Trinidad's capital has a dining culture that reflects the island's genuinely plural food heritage. Chinese-Trinidadian, Indian-Trinidadian, Creole, and more recently international-leaning menus coexist without the forced fusion framing common in cities that are newer to culinary diversity. The city's range runs from the street-corner doubles vendors tracked in Ali's Doubles in Princes Town to table-service neighborhood restaurants to the occasional venue that aspires to an international register. La Cantina and the grouping covered in Yousef Gyros, Don's Roti Shop, and House of Chan each represent distinct positions in that spread.

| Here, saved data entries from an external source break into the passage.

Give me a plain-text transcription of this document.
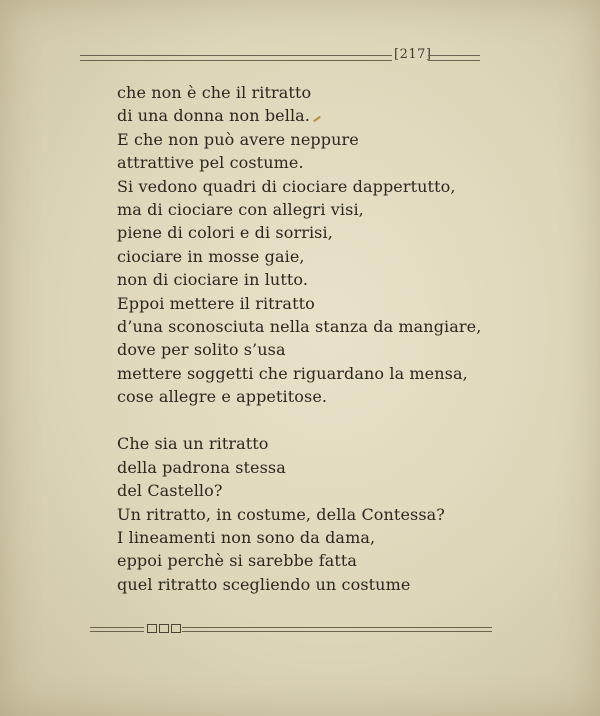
[217]
che non è che il ritratto
di una donna non bella.
E che non può avere neppure
attrattive pel costume.
Si vedono quadri di ciociare dappertutto,
ma di ciociare con allegri visi,
piene di colori e di sorrisi,
ciociare in mosse gaie,
non di ciociare in lutto.
Eppoi mettere il ritratto
d’una sconosciuta nella stanza da mangiare,
dove per solito s’usa
mettere soggetti che riguardano la mensa,
cose allegre e appetitose.
Che sia un ritratto
della padrona stessa
del Castello?
Un ritratto, in costume, della Contessa?
I lineamenti non sono da dama,
eppoi perchè si sarebbe fatta
quel ritratto scegliendo un costume
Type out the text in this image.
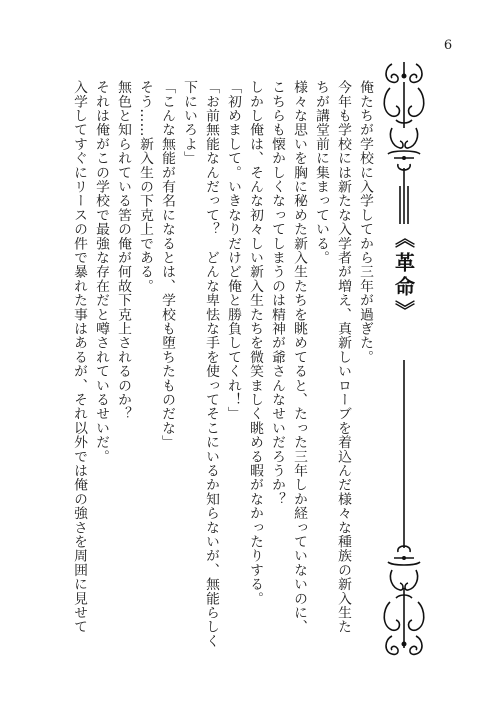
6
《革命》

俺たちが学校に入学してから三年が過ぎた。

今年も学校には新たな入学者が増え、真新しいローブを着込んだ様々な種族の新入生た

ちが講堂前に集まっている。

様々な思いを胸に秘めた新入生たちを眺めてると、たった三年しか経っていないのに、

こちらも懐かしくなってしまうのは精神が爺さんなせいだろうか？

しかし俺は、そんな初々しい新入生たちを微笑ましく眺める暇がなかったりする。

「初めまして。いきなりだけど俺と勝負してくれ！」

「お前無能なんだって？　どんな卑怯な手を使ってそこにいるか知らないが、無能らしく

下にいろよ」

「こんな無能が有名になるとは、学校も堕ちたものだな」

そう……新入生の下克上である。

無色と知られている筈の俺が何故下克上されるのか？

それは俺がこの学校で最強な存在だと噂されているせいだ。

入学してすぐにリースの件で暴れた事はあるが、それ以外では俺の強さを周囲に見せて
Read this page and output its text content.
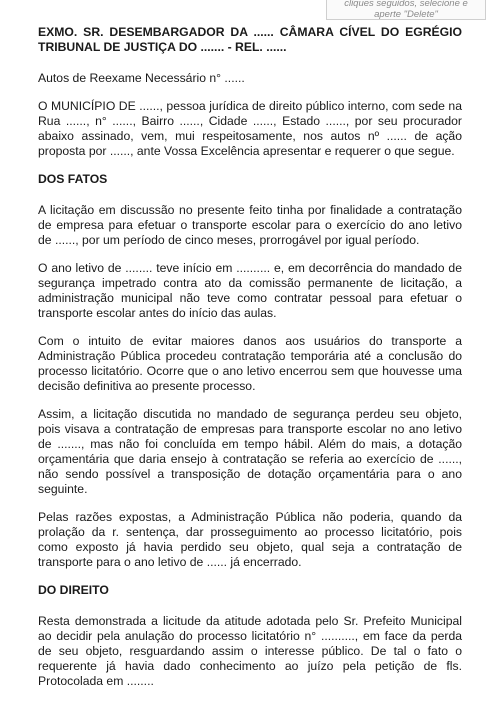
cliques seguidos, selecione e aperte "Delete"

EXMO. SR. DESEMBARGADOR DA ...... CÂMARA CÍVEL DO EGRÉGIO TRIBUNAL DE JUSTIÇA DO ....... - REL. ......

Autos de Reexame Necessário n° ......

O MUNICÍPIO DE ......, pessoa jurídica de direito público interno, com sede na Rua ......, n° ......, Bairro ......, Cidade ......, Estado ......, por seu procurador abaixo assinado, vem, mui respeitosamente, nos autos nº ...... de ação proposta por ......, ante Vossa Excelência apresentar e requerer o que segue.

DOS FATOS

A licitação em discussão no presente feito tinha por finalidade a contratação de empresa para efetuar o transporte escolar para o exercício do ano letivo de ......, por um período de cinco meses, prorrogável por igual período.

O ano letivo de ........ teve início em .......... e, em decorrência do mandado de segurança impetrado contra ato da comissão permanente de licitação, a administração municipal não teve como contratar pessoal para efetuar o transporte escolar antes do início das aulas.

Com o intuito de evitar maiores danos aos usuários do transporte a Administração Pública procedeu contratação temporária até a conclusão do processo licitatório. Ocorre que o ano letivo encerrou sem que houvesse uma decisão definitiva ao presente processo.

Assim, a licitação discutida no mandado de segurança perdeu seu objeto, pois visava a contratação de empresas para transporte escolar no ano letivo de ......., mas não foi concluída em tempo hábil. Além do mais, a dotação orçamentária que daria ensejo à contratação se referia ao exercício de ......, não sendo possível a transposição de dotação orçamentária para o ano seguinte.

Pelas razões expostas, a Administração Pública não poderia, quando da prolação da r. sentença, dar prosseguimento ao processo licitatório, pois como exposto já havia perdido seu objeto, qual seja a contratação de transporte para o ano letivo de ...... já encerrado.

DO DIREITO

Resta demonstrada a licitude da atitude adotada pelo Sr. Prefeito Municipal ao decidir pela anulação do processo licitatório n° .........., em face da perda de seu objeto, resguardando assim o interesse público. De tal o fato o requerente já havia dado conhecimento ao juízo pela petição de fls. Protocolada em ........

You And I's placement in the residential west suggests it occupies a reliable, familiar register in that continuum, the kind of venue that anchors a neighborhood rather than drawing from across the city. In dining cultures across the Caribbean, those restaurants often outlast trendier arrivals precisely because they are structured around regularity. The model is less about occasion and more about cadence.

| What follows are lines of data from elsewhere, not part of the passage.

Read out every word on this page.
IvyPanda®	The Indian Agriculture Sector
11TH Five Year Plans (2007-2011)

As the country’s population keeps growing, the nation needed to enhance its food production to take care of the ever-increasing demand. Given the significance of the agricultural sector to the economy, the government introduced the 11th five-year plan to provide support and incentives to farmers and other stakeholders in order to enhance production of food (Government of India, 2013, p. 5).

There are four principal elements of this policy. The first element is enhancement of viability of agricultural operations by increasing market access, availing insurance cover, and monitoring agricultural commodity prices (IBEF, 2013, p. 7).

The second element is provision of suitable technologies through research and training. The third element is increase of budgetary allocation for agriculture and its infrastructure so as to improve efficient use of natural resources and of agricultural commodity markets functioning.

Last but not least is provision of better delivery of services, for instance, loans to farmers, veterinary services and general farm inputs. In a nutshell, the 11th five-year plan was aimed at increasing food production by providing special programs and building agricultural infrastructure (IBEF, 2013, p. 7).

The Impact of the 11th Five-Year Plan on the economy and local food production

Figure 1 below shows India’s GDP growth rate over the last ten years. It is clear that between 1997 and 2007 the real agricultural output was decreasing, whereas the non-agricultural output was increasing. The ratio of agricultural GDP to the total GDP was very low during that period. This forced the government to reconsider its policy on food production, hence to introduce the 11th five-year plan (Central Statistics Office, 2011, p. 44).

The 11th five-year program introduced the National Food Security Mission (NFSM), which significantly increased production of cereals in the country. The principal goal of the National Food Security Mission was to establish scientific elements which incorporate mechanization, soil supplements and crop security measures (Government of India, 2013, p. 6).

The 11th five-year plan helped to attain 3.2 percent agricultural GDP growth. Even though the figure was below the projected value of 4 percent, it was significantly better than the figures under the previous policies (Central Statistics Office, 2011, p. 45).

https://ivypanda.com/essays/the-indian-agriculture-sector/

For international visitors accustomed to the formal end of the spectrum, such as those familiar with Le Bernardin in New York City, Atomix in New York City, or Alinea in Chicago, the shift in register here is considerable and intentional. Port of Spain rewards visitors who are willing to step away from that frame and engage with the city's own dining logic. The Saddle Road corridor is one of the places to do that. Other reference points in that refined-occasion tier, from Alain Ducasse at Louis XV in Monte Carlo to Alléno Paris au Pavillon Ledoyen, operate in a fundamentally different register from what neighborhood dining in Port of Spain represents, and that contrast is part of what makes the local scene worth engaging with on its own terms.

Planning a Visit

Because You And I sits off Saddle Road in a residential address rather than a commercial strip, arriving by car or rideshare is the practical approach. The Bergerac Road address is navigable via standard mapping apps, and the area is well-served by rideshare services operating out of Port of Spain's center. For visitors using the city as a base, the drive from the hotel zone near the waterfront is short enough that the western residential restaurants are not at all inconvenient.

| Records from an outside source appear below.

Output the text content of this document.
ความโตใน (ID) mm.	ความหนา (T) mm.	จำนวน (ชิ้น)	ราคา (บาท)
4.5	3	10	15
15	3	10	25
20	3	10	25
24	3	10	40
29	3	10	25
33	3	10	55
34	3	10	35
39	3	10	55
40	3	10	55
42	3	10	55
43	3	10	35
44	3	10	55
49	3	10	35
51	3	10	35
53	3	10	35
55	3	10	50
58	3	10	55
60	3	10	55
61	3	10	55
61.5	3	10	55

Contact the venue directly before visiting, particularly for weekend evenings when neighborhood restaurants in this corridor tend to draw regular clientele and seating can fill without much advance signal. The same caution applies to venues operating at a similar position in comparable Caribbean cities: walk-in availability at peak times is rarely guaranteed at addresses that run on local regularity rather than broad-public footfall.

Signature Dishes
kimchi jeonseafood pancakessoupssamgyupsal
Frequently asked questions

At a Glance
Best For
  • Casual Hangout
Dress CodeCasual
Noise LevelConversational
CapacitySmall
Service StyleCasual
Meal PacingStandard

Casual dining atmosphere focused on flavorful Korean comfort food.